Stop alle grandi opere

Luigi Di Maio e Matteo Salvini

Luigi Di Maio e Matteo Salvini

Il governo del disaccordo trova l’accordo sul non fare niente. Soprattutto sul non fare quelle grandi opere pubbliche che potrebbero essere un volano per la ripresa economica. M5S-Lega sembrano hanno messo a punto il  testo della mozione relativa alla Tav che dovrebbe essere votato oggi, e che impegna l’esecutivo a “ridiscutere integralmente il progetto della linea Torino-Lione, nell’applicazione dell’accordo tra Italia e Francia”, come scritto nel contratto di governo. E si riabilita l’analisi costi benefici che, secondo la Corte dei conti europea, “è per definizione lo strumento analitico utilizzato per valutare una decisione di investimento confrontando i relativi costi previsti e benefici attesi”. Insomma non c’è uno stop ma si prende tempo, noncuranti dell’ultimatum di Bruxelles.

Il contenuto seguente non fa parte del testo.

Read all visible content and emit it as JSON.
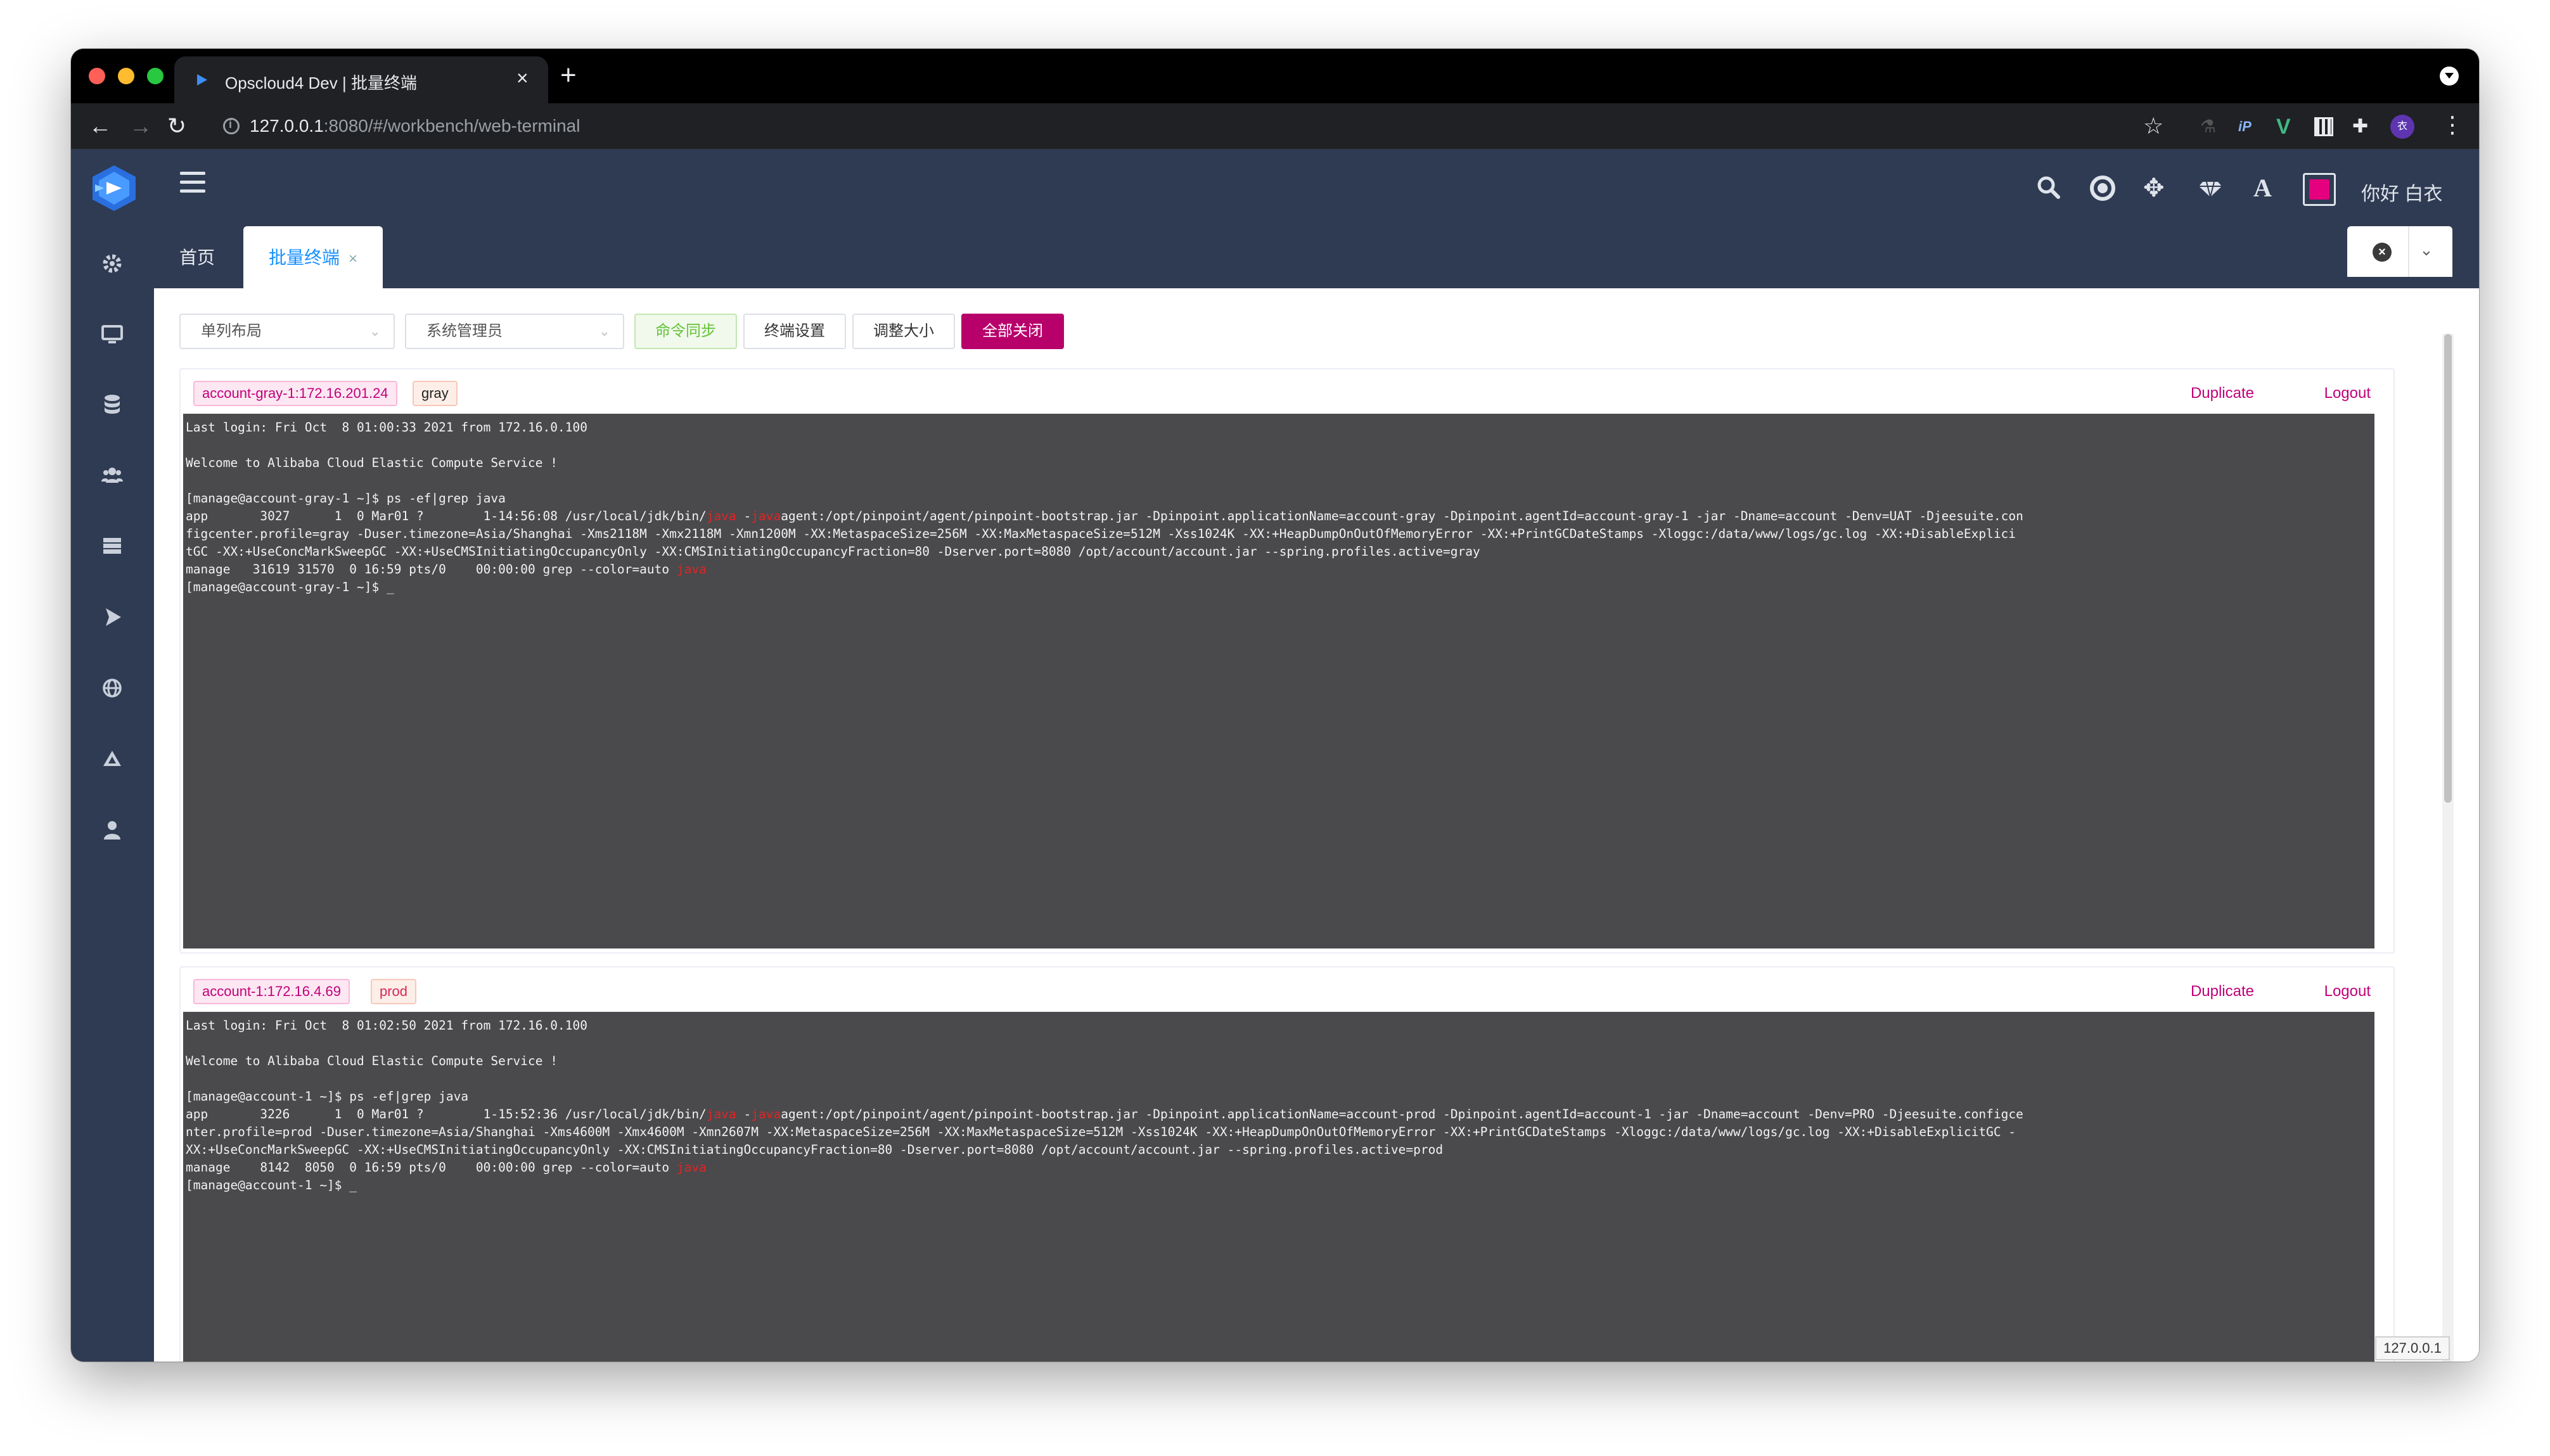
{
  "browser": {
    "tab_title": "Opscloud4 Dev | 批量终端",
    "tab_close": "×",
    "new_tab": "+",
    "url_host": "127.0.0.1",
    "url_rest": ":8080/#/workbench/web-terminal",
    "profile_initial": "衣"
  },
  "header": {
    "greeting": "你好 白衣",
    "font_glyph": "A"
  },
  "tabs": {
    "home": "首页",
    "batch_terminal": "批量终端",
    "batch_close": "×"
  },
  "toolbar": {
    "layout_select": "单列布局",
    "user_select": "系统管理员",
    "sync_button": "命令同步",
    "settings_button": "终端设置",
    "resize_button": "调整大小",
    "close_all_button": "全部关闭"
  },
  "panels": [
    {
      "server_tag": "account-gray-1:172.16.201.24",
      "env_tag": "gray",
      "duplicate": "Duplicate",
      "logout": "Logout",
      "lines": {
        "l1": "Last login: Fri Oct  8 01:00:33 2021 from 172.16.0.100",
        "l2": "Welcome to Alibaba Cloud Elastic Compute Service !",
        "l3": "[manage@account-gray-1 ~]$ ps -ef|grep java",
        "l4a": "app       3027      1  0 Mar01 ?        1-14:56:08 /usr/local/jdk/bin/",
        "l4b": "java",
        "l4c": " -",
        "l4d": "java",
        "l4e": "agent:/opt/pinpoint/agent/pinpoint-bootstrap.jar -Dpinpoint.applicationName=account-gray -Dpinpoint.agentId=account-gray-1 -jar -Dname=account -Denv=UAT -Djeesuite.con",
        "l5": "figcenter.profile=gray -Duser.timezone=Asia/Shanghai -Xms2118M -Xmx2118M -Xmn1200M -XX:MetaspaceSize=256M -XX:MaxMetaspaceSize=512M -Xss1024K -XX:+HeapDumpOnOutOfMemoryError -XX:+PrintGCDateStamps -Xloggc:/data/www/logs/gc.log -XX:+DisableExplici",
        "l6": "tGC -XX:+UseConcMarkSweepGC -XX:+UseCMSInitiatingOccupancyOnly -XX:CMSInitiatingOccupancyFraction=80 -Dserver.port=8080 /opt/account/account.jar --spring.profiles.active=gray",
        "l7a": "manage   31619 31570  0 16:59 pts/0    00:00:00 grep --color=auto ",
        "l7b": "java",
        "l8": "[manage@account-gray-1 ~]$ _"
      }
    },
    {
      "server_tag": "account-1:172.16.4.69",
      "env_tag": "prod",
      "duplicate": "Duplicate",
      "logout": "Logout",
      "lines": {
        "l1": "Last login: Fri Oct  8 01:02:50 2021 from 172.16.0.100",
        "l2": "Welcome to Alibaba Cloud Elastic Compute Service !",
        "l3": "[manage@account-1 ~]$ ps -ef|grep java",
        "l4a": "app       3226      1  0 Mar01 ?        1-15:52:36 /usr/local/jdk/bin/",
        "l4b": "java",
        "l4c": " -",
        "l4d": "java",
        "l4e": "agent:/opt/pinpoint/agent/pinpoint-bootstrap.jar -Dpinpoint.applicationName=account-prod -Dpinpoint.agentId=account-1 -jar -Dname=account -Denv=PRO -Djeesuite.configce",
        "l5": "nter.profile=prod -Duser.timezone=Asia/Shanghai -Xms4600M -Xmx4600M -Xmn2607M -XX:MetaspaceSize=256M -XX:MaxMetaspaceSize=512M -Xss1024K -XX:+HeapDumpOnOutOfMemoryError -XX:+PrintGCDateStamps -Xloggc:/data/www/logs/gc.log -XX:+DisableExplicitGC -",
        "l6": "XX:+UseConcMarkSweepGC -XX:+UseCMSInitiatingOccupancyOnly -XX:CMSInitiatingOccupancyFraction=80 -Dserver.port=8080 /opt/account/account.jar --spring.profiles.active=prod",
        "l7a": "manage    8142  8050  0 16:59 pts/0    00:00:00 grep --color=auto ",
        "l7b": "java",
        "l8": "[manage@account-1 ~]$ _"
      }
    }
  ],
  "status_tip": "127.0.0.1",
  "colors": {
    "header_bg": "#2f3b52",
    "accent_pink": "#b8006b",
    "tab_active": "#1890ff",
    "terminal_bg": "#4a4a4d"
  }
}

Nella mozione vengono ripercorse le tappe fondamentali che hanno contraddistinto il percorso della Tav, compresi gli ultimi mesi con il governo gialloverde a Palazzo Chigi. “Il Ministero delle Infrastrutture e dei Trasporti ha dato mandato alla ricostituita Struttura tecnica di missione (Stm) di predisporre una nuova valutazione dell’adeguamento dell’asse ferroviario Torino-Lione mediante l’uso dell’analisi costi benefici; scopo dell’analisi costi benefici è consentire una allocazione delle risorse più efficiente per supportare il procedimento decisione, con cognizione di causa, se attuare o meno una proposta di investimento o se optare per eventuali alternative”, si legge nel documento. “Al contempo, il Ministro delle Infrastrutture e dei Trasporti e l’omologa francese Elisabeth Borne hanno firmato congiuntamente una lettera al soggetto attuatore Telt per posticipare i bandi di gara relativi al tunnel di base”, è scritto sempre nel testo della mozione sottoscritta da D’Uva e Molinari.
Per il presidente del Piemonte, Sergio Chiamparino “Alla luce delle dichiarazioni di ieri (martedì, ndr) del rappresentante della Ue che chiedeva di fare in fretta nell’avvio dei bandi, questo vuol dire una sola cosa: se la maggioranza approverà questa mozione, sarà come mettere una pietra tombale sulla Torino-Lione. Se dovesse avvenire, interpellerò subito il Consiglio regionale perché attivi la procedura della consultazione popolare, in modo che i piemontesi possano dire forte e chiaro cosa pensano della Tav e del loro futuro”, conclude. “Le opposizioni gridano al lupo al lupo, ma in realtà la posizione della Lega resta sempre la stessa: richiamiamo il contratto di governo che ci impegna a valutare come realizzare quest’opera nel rispetto degli accordi internazionali”, dichiara Riccardo Molinari, capogruppo alla Camera della Lega.